The Arctic Food Web

The Arctic Food Web

The Food Web

In the image below, I have drawn a food web for the Arctic. The producers are eaten by the primary consumers (portrayed by a green line). The primary consumers' are food for the secondary consumers (shown by red arrows). Some secondary consumers eat each other (shown by red arrows). The decomposers are breaking down all the dead producers, primary and secondary consumers (shown by the purple circle and arrow).

When the Food Web is Disrupted

A food web can be disturbed in many ways, some of the causes include natural disasters, sickness, invasive species, over hunting, etc. In the food web above, if one of the animals becomes extinct or dies, then the entire web would be disrupted and many of the animals would be affected.

For example, if poachers hunted the polar bears and made them become extinct, the animals that were being consumed by the bear, the beluga whales and ringed seals, would grow in population. This would then affect the cod that they eat and would cause a food shortage that would affect both the hunters and the hunted.

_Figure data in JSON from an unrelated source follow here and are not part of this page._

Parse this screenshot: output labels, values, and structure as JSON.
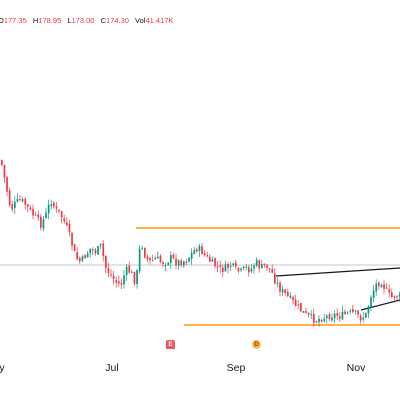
{
  "legend": {
    "open_label": "O",
    "open_value": "177.35",
    "high_label": "H",
    "high_value": "178.95",
    "low_label": "L",
    "low_value": "173.00",
    "close_label": "C",
    "close_value": "174.30",
    "volume_label": "Vol",
    "volume_value": "41.417K"
  },
  "time_axis": {
    "labels": [
      "y",
      "Jul",
      "Sep",
      "Nov"
    ]
  },
  "markers": {
    "earnings_icon": "E",
    "dividend_icon": "D"
  },
  "colors": {
    "up": "#089981",
    "down": "#f23645",
    "range_line": "#ff9800",
    "trend_line": "#131722",
    "price_line": "#b2b5be"
  },
  "chart_data": {
    "type": "candlestick",
    "title": "",
    "xlabel": "",
    "ylabel": "",
    "x_ticks": [
      "y",
      "Jul",
      "Sep",
      "Nov"
    ],
    "series": [
      {
        "values": [
          [
            0,
            160
          ],
          [
            5,
            185
          ],
          [
            10,
            210
          ],
          [
            15,
            203
          ],
          [
            20,
            200
          ],
          [
            25,
            205
          ],
          [
            30,
            212
          ],
          [
            35,
            218
          ],
          [
            40,
            224
          ],
          [
            45,
            215
          ],
          [
            50,
            200
          ],
          [
            55,
            210
          ],
          [
            60,
            215
          ],
          [
            65,
            225
          ],
          [
            70,
            240
          ],
          [
            75,
            258
          ],
          [
            80,
            262
          ],
          [
            85,
            255
          ],
          [
            90,
            248
          ],
          [
            95,
            252
          ],
          [
            100,
            246
          ],
          [
            105,
            268
          ],
          [
            110,
            275
          ],
          [
            115,
            282
          ],
          [
            120,
            285
          ],
          [
            125,
            270
          ],
          [
            130,
            272
          ],
          [
            135,
            283
          ],
          [
            140,
            240
          ],
          [
            145,
            258
          ],
          [
            150,
            262
          ],
          [
            155,
            258
          ],
          [
            160,
            262
          ],
          [
            165,
            262
          ],
          [
            170,
            258
          ],
          [
            175,
            262
          ],
          [
            180,
            262
          ],
          [
            185,
            260
          ],
          [
            190,
            255
          ],
          [
            195,
            248
          ],
          [
            200,
            250
          ],
          [
            205,
            257
          ],
          [
            210,
            262
          ],
          [
            215,
            266
          ],
          [
            220,
            270
          ],
          [
            225,
            268
          ],
          [
            230,
            265
          ],
          [
            235,
            270
          ],
          [
            240,
            272
          ],
          [
            245,
            268
          ],
          [
            250,
            270
          ],
          [
            255,
            262
          ],
          [
            260,
            268
          ],
          [
            265,
            265
          ],
          [
            270,
            270
          ],
          [
            275,
            282
          ],
          [
            280,
            290
          ],
          [
            285,
            295
          ],
          [
            290,
            300
          ],
          [
            295,
            305
          ],
          [
            300,
            310
          ],
          [
            305,
            315
          ],
          [
            310,
            318
          ],
          [
            315,
            320
          ],
          [
            320,
            318
          ],
          [
            325,
            317
          ],
          [
            330,
            315
          ],
          [
            335,
            315
          ],
          [
            340,
            316
          ],
          [
            345,
            314
          ],
          [
            350,
            313
          ],
          [
            355,
            314
          ],
          [
            360,
            318
          ],
          [
            365,
            315
          ],
          [
            370,
            296
          ],
          [
            375,
            285
          ],
          [
            380,
            280
          ],
          [
            385,
            290
          ],
          [
            390,
            298
          ],
          [
            395,
            295
          ],
          [
            400,
            298
          ]
        ]
      }
    ],
    "horizontal_levels": [
      228,
      325
    ],
    "trend_lines": [
      {
        "from": [
          276,
          276
        ],
        "to": [
          400,
          268
        ]
      },
      {
        "from": [
          361,
          310
        ],
        "to": [
          400,
          300
        ]
      }
    ],
    "last_price_line": 265
  }
}
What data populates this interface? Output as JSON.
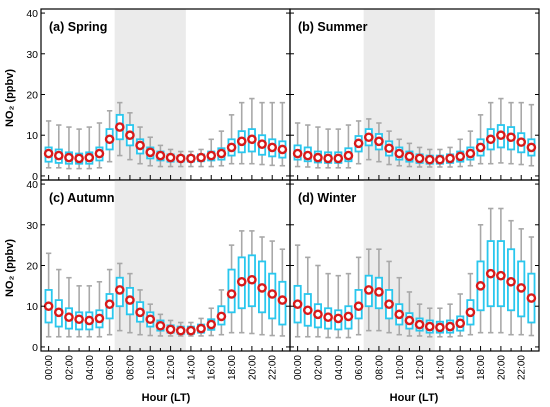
{
  "figure": {
    "ylabel": "NO₂ (ppbv)",
    "xlabel": "Hour (LT)"
  },
  "chart_data": [
    {
      "type": "box",
      "title": "(a) Spring",
      "xlabel": "Hour (LT)",
      "ylabel": "NO₂ (ppbv)",
      "ylim": [
        -1,
        41
      ],
      "yticks": [
        0,
        10,
        20,
        30,
        40
      ],
      "shaded_hours": [
        6.5,
        13.5
      ],
      "x": [
        0,
        1,
        2,
        3,
        4,
        5,
        6,
        7,
        8,
        9,
        10,
        11,
        12,
        13,
        14,
        15,
        16,
        17,
        18,
        19,
        20,
        21,
        22,
        23
      ],
      "xtick_labels": [
        "00:00",
        "02:00",
        "04:00",
        "06:00",
        "08:00",
        "10:00",
        "12:00",
        "14:00",
        "16:00",
        "18:00",
        "20:00",
        "22:00"
      ],
      "mean": [
        5.5,
        5.0,
        4.5,
        4.3,
        4.5,
        5.5,
        9.0,
        12.0,
        10.0,
        7.5,
        5.8,
        5.0,
        4.5,
        4.3,
        4.3,
        4.5,
        5.0,
        5.5,
        7.0,
        8.5,
        9.0,
        7.8,
        7.0,
        6.5
      ],
      "q1": [
        3.5,
        3.2,
        3.0,
        3.0,
        3.0,
        3.8,
        6.5,
        9.0,
        7.5,
        5.5,
        4.3,
        3.8,
        3.5,
        3.5,
        3.5,
        3.6,
        3.8,
        4.0,
        5.0,
        5.8,
        6.0,
        5.2,
        4.8,
        4.5
      ],
      "q3": [
        7.0,
        6.5,
        5.8,
        5.5,
        5.8,
        7.0,
        11.5,
        15.0,
        12.5,
        9.0,
        7.0,
        6.0,
        5.3,
        5.0,
        5.0,
        5.3,
        6.0,
        6.8,
        9.0,
        11.0,
        11.5,
        10.0,
        9.0,
        8.5
      ],
      "whisker_low": [
        2.0,
        2.0,
        1.8,
        1.8,
        1.8,
        2.0,
        3.5,
        5.0,
        4.0,
        3.0,
        2.5,
        2.3,
        2.3,
        2.3,
        2.3,
        2.3,
        2.3,
        2.5,
        3.0,
        3.0,
        3.0,
        2.8,
        2.6,
        2.5
      ],
      "whisker_high": [
        13.5,
        12.5,
        12.0,
        11.5,
        12.0,
        13.0,
        16.0,
        18.0,
        15.5,
        12.0,
        9.5,
        7.5,
        6.5,
        6.0,
        6.0,
        6.5,
        9.0,
        11.0,
        15.0,
        18.0,
        19.0,
        18.0,
        18.0,
        18.0
      ]
    },
    {
      "type": "box",
      "title": "(b) Summer",
      "xlabel": "Hour (LT)",
      "ylabel": "NO₂ (ppbv)",
      "ylim": [
        -1,
        41
      ],
      "yticks": [
        0,
        10,
        20,
        30,
        40
      ],
      "shaded_hours": [
        6.5,
        13.5
      ],
      "x": [
        0,
        1,
        2,
        3,
        4,
        5,
        6,
        7,
        8,
        9,
        10,
        11,
        12,
        13,
        14,
        15,
        16,
        17,
        18,
        19,
        20,
        21,
        22,
        23
      ],
      "xtick_labels": [
        "00:00",
        "02:00",
        "04:00",
        "06:00",
        "08:00",
        "10:00",
        "12:00",
        "14:00",
        "16:00",
        "18:00",
        "20:00",
        "22:00"
      ],
      "mean": [
        5.5,
        5.0,
        4.5,
        4.3,
        4.3,
        5.0,
        8.0,
        9.5,
        8.5,
        6.8,
        5.5,
        4.8,
        4.3,
        4.0,
        4.0,
        4.3,
        4.8,
        5.5,
        7.0,
        9.0,
        10.0,
        9.5,
        8.3,
        7.0
      ],
      "q1": [
        4.0,
        3.6,
        3.3,
        3.2,
        3.2,
        3.6,
        6.0,
        7.5,
        6.5,
        5.0,
        4.0,
        3.5,
        3.2,
        3.0,
        3.0,
        3.2,
        3.5,
        4.0,
        5.0,
        6.5,
        7.0,
        6.5,
        5.8,
        5.0
      ],
      "q3": [
        7.5,
        7.0,
        6.0,
        5.8,
        5.8,
        6.8,
        9.8,
        11.5,
        10.3,
        8.5,
        7.0,
        6.0,
        5.3,
        5.0,
        5.0,
        5.3,
        6.0,
        7.0,
        9.0,
        11.5,
        12.5,
        12.0,
        10.5,
        9.0
      ],
      "whisker_low": [
        2.3,
        2.2,
        2.0,
        2.0,
        2.0,
        2.0,
        3.0,
        4.0,
        3.5,
        2.8,
        2.5,
        2.3,
        2.2,
        2.2,
        2.2,
        2.2,
        2.3,
        2.5,
        3.0,
        3.0,
        3.2,
        3.0,
        2.8,
        2.5
      ],
      "whisker_high": [
        13.0,
        12.5,
        12.0,
        11.5,
        11.5,
        12.5,
        13.5,
        14.0,
        13.0,
        11.0,
        9.0,
        8.0,
        7.0,
        6.5,
        6.5,
        7.0,
        9.0,
        11.0,
        15.0,
        18.0,
        19.0,
        18.0,
        18.0,
        17.5
      ]
    },
    {
      "type": "box",
      "title": "(c) Autumn",
      "xlabel": "Hour (LT)",
      "ylabel": "NO₂ (ppbv)",
      "ylim": [
        -1,
        41
      ],
      "yticks": [
        0,
        10,
        20,
        30,
        40
      ],
      "shaded_hours": [
        6.5,
        13.5
      ],
      "x": [
        0,
        1,
        2,
        3,
        4,
        5,
        6,
        7,
        8,
        9,
        10,
        11,
        12,
        13,
        14,
        15,
        16,
        17,
        18,
        19,
        20,
        21,
        22,
        23
      ],
      "xtick_labels": [
        "00:00",
        "02:00",
        "04:00",
        "06:00",
        "08:00",
        "10:00",
        "12:00",
        "14:00",
        "16:00",
        "18:00",
        "20:00",
        "22:00"
      ],
      "mean": [
        10.0,
        8.5,
        7.3,
        6.8,
        6.5,
        7.0,
        10.5,
        14.0,
        11.5,
        8.5,
        6.8,
        5.2,
        4.3,
        4.0,
        4.0,
        4.5,
        5.5,
        7.5,
        13.0,
        16.0,
        16.5,
        14.5,
        13.0,
        11.5
      ],
      "q1": [
        6.0,
        5.0,
        4.5,
        4.3,
        4.3,
        4.8,
        7.0,
        10.0,
        8.0,
        6.2,
        5.0,
        4.0,
        3.5,
        3.2,
        3.2,
        3.5,
        4.2,
        5.5,
        8.5,
        9.5,
        10.0,
        8.5,
        7.0,
        5.5
      ],
      "q3": [
        14.0,
        11.5,
        9.5,
        8.5,
        8.5,
        9.0,
        13.0,
        17.0,
        14.5,
        11.0,
        8.5,
        6.5,
        5.3,
        5.0,
        5.0,
        5.5,
        6.8,
        10.0,
        19.0,
        22.0,
        22.5,
        21.0,
        18.0,
        16.0
      ],
      "whisker_low": [
        2.5,
        2.5,
        2.5,
        2.5,
        2.5,
        2.5,
        3.0,
        4.0,
        3.5,
        3.0,
        2.8,
        2.7,
        2.7,
        2.7,
        2.7,
        2.7,
        2.8,
        3.0,
        3.5,
        3.5,
        3.3,
        3.0,
        2.8,
        2.7
      ],
      "whisker_high": [
        23.0,
        19.0,
        17.0,
        15.0,
        15.0,
        16.0,
        19.0,
        20.5,
        18.0,
        14.0,
        10.5,
        8.0,
        6.5,
        6.0,
        6.0,
        7.0,
        9.5,
        14.0,
        25.0,
        28.5,
        28.5,
        27.0,
        26.0,
        24.0
      ]
    },
    {
      "type": "box",
      "title": "(d) Winter",
      "xlabel": "Hour (LT)",
      "ylabel": "NO₂ (ppbv)",
      "ylim": [
        -1,
        41
      ],
      "yticks": [
        0,
        10,
        20,
        30,
        40
      ],
      "shaded_hours": [
        6.5,
        13.5
      ],
      "x": [
        0,
        1,
        2,
        3,
        4,
        5,
        6,
        7,
        8,
        9,
        10,
        11,
        12,
        13,
        14,
        15,
        16,
        17,
        18,
        19,
        20,
        21,
        22,
        23
      ],
      "xtick_labels": [
        "00:00",
        "02:00",
        "04:00",
        "06:00",
        "08:00",
        "10:00",
        "12:00",
        "14:00",
        "16:00",
        "18:00",
        "20:00",
        "22:00"
      ],
      "mean": [
        10.5,
        9.0,
        8.0,
        7.3,
        7.0,
        7.5,
        10.0,
        14.0,
        13.5,
        10.5,
        8.0,
        6.5,
        5.5,
        5.0,
        4.8,
        5.0,
        5.8,
        8.5,
        15.0,
        18.0,
        17.5,
        16.0,
        14.5,
        12.0
      ],
      "q1": [
        6.0,
        5.2,
        4.8,
        4.5,
        4.3,
        4.5,
        7.0,
        10.0,
        9.5,
        7.0,
        5.5,
        4.5,
        4.0,
        3.5,
        3.5,
        3.5,
        4.0,
        5.5,
        9.0,
        10.0,
        10.0,
        9.0,
        7.5,
        6.0
      ],
      "q3": [
        15.0,
        13.0,
        10.5,
        9.5,
        9.0,
        10.0,
        14.0,
        17.5,
        17.0,
        14.0,
        10.5,
        8.3,
        7.0,
        6.5,
        6.2,
        6.5,
        7.5,
        11.5,
        21.0,
        26.0,
        26.0,
        24.0,
        21.0,
        18.0
      ],
      "whisker_low": [
        2.5,
        2.5,
        2.5,
        2.3,
        2.3,
        2.3,
        3.0,
        4.0,
        4.0,
        3.5,
        3.0,
        2.7,
        2.7,
        2.5,
        2.5,
        2.5,
        2.7,
        3.0,
        3.5,
        3.5,
        3.5,
        3.0,
        3.0,
        2.8
      ],
      "whisker_high": [
        25.0,
        22.0,
        20.0,
        18.0,
        17.5,
        18.0,
        22.0,
        24.0,
        24.0,
        21.0,
        17.0,
        13.5,
        10.5,
        9.5,
        9.5,
        10.5,
        13.0,
        18.0,
        30.0,
        34.0,
        34.0,
        31.0,
        29.0,
        27.0
      ]
    }
  ],
  "colors": {
    "box_stroke": "#29c7ee",
    "whisker": "#a8a8a8",
    "mean_fill": "#d81a1a",
    "mean_center": "#ffffff",
    "shade": "#ebebeb",
    "frame": "#000000"
  }
}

A food web can be disturbed by the introduction of a new species into it, one example of this being dogs on the island of Mauritius. Before humans arrived there, where the dodo birds lived, they were at the top of the food web. When the humans came, they brought dogs with them that became the new apex predators. The humans also hunted the dodos, contributing to the extinction of those birds. Because the dogs did not have anything hunting them, they started increasing in population and hunting the dodos, which in turn decreased in population. The final result of this was the dodos becoming extinct.